In many printing systems the print head must be brought into contact with a print medium during the print cycle and removed from the print medium during the time the print head is being returned to the left margin.
This is particularly true where the printing system is of the non-impact type in which the print head or stylus electrically reacts with the print medium to cause actual printing, e.g., where the stylus comprises a plurality of electrodes and the print medium is coated with a conductive metal.
In this type of printing where the print stylus is removed from the print medium after a line of print is made and placed in contact with the print medium for printing a new line of print, it is critical that oscillations or vibrations of the print stylus be avoided because even very minute oscillations cause print deformations, e.g., character compression or expansion. Such deformations seriously affect the legibility of the printed characters. In addition the oscillations may damage the print stylus as well as the print medium which in turn may affect the print quality.
One chief source of these unwanted oscillations is a stylus actuator arrangement exhibiting high inertia which because of the degree of force required to move a print stylus into contact with a print medium causes the oscillations to occur when the stylus is stopped at the point where it contacts the print medium. The stop must be abrupt to assure that the print stylus stops just at contact with the print medium to avoid damage to the stylus or the print medium.

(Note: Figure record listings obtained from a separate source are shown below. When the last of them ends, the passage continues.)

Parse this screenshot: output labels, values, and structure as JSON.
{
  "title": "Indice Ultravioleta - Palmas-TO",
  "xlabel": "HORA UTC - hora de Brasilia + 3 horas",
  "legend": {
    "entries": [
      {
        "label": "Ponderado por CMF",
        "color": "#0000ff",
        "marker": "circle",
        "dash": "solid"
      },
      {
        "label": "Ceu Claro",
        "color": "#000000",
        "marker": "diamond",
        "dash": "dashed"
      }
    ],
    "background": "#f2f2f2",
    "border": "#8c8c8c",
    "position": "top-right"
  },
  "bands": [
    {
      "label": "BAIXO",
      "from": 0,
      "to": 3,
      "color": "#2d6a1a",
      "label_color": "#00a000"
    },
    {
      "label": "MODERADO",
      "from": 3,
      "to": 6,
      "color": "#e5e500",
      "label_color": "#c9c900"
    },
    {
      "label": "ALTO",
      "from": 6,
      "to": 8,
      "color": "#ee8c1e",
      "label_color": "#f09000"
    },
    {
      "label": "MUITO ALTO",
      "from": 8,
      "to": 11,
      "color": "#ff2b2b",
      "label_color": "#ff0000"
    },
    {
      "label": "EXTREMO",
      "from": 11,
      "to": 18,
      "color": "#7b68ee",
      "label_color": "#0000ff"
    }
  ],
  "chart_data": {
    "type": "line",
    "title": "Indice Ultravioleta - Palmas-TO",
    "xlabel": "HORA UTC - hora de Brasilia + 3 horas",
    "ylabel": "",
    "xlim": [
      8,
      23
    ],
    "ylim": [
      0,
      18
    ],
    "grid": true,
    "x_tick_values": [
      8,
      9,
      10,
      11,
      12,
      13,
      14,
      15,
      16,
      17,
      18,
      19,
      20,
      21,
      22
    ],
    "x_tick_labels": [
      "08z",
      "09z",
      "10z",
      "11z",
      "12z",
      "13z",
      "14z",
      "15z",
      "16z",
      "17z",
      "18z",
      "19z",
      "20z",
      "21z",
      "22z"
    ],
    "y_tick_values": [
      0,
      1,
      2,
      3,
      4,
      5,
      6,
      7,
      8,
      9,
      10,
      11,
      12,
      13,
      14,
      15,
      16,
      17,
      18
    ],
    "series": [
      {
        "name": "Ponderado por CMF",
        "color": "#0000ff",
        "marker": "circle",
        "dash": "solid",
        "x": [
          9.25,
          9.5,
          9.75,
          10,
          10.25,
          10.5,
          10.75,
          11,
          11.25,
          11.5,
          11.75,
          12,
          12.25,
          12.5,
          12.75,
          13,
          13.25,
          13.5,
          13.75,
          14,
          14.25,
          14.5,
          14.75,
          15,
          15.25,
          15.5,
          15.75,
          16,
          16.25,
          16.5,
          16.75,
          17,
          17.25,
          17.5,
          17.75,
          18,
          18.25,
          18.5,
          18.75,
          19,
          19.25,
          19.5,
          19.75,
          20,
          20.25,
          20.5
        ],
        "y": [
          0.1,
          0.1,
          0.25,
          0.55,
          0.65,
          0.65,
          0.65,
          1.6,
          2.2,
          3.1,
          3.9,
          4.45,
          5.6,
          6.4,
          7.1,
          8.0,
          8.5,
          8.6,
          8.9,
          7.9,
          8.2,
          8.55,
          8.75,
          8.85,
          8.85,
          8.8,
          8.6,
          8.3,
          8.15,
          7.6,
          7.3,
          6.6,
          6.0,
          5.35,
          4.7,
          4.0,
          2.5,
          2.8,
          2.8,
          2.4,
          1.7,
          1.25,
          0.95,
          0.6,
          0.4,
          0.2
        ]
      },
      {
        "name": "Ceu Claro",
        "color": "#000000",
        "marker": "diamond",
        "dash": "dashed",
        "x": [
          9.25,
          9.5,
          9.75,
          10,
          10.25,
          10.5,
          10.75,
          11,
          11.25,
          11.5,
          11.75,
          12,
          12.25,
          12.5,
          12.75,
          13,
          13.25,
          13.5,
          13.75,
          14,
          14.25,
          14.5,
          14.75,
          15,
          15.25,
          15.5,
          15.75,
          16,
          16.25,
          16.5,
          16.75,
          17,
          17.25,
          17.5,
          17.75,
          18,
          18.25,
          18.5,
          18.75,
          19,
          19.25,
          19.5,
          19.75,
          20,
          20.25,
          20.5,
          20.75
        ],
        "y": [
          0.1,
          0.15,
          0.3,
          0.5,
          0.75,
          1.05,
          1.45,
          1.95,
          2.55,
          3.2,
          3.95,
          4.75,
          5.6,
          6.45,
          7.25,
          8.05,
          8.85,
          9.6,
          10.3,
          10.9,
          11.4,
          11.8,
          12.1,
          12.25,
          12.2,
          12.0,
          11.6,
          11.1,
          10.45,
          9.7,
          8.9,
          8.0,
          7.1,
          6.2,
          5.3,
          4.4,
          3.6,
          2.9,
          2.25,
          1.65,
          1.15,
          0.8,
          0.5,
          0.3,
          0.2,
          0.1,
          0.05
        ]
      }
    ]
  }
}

Typically, such a high-inertia system comprises a stylus carriage mounted to be actuated by a shaft by means of a motor-driven lever wherein the center of gravity of shaft and stylus carriage is at a distance from the area of activation, i.e., separated by the length of a lever. Thus, the center of mass is disposed at a relatively large radius from the axis of rotation which produces a large inertia. Thus, when the stylus actuating shaft is moved so that the print stylus contacts the print medium and is stopped, oscillations are induced in the shaft and, therefore, the stylus carriage and stylus as well, causing print deformations during part of the print cycle. The deformation problem is worse where the stylus is of the electrode type comprising a plurality of wire tips which must rub over the print medium during the print cycle.
The present invention contemplates a stylus actuator wherein the center of mass is concentrated near the axis of rotation, thereby substantially reducing the intertial forces opposing movement of the print stylus into contact with the print medium. More specifically, the present invention contemplates an actuating rod or shaft having a slightly offset axis of rotation. A print stylus-carrying structure is disposed for rotation by the shaft for moving the print stylus into printing contact with the print medium. The eccentricity of the actuating shaft provides sufficient displacement to actuate the stylus-carrying structure while making it possible to actuate the stylus with a relatively small force due to the low inertia offered by the actuating shaft. Thus, oscillation of the actuating rod and, therefore, of the print stylus when it is abruptly stopped at the print position is eliminated. This eliminates print-character distortion due to inertia-induced oscillations of the actuating shaft.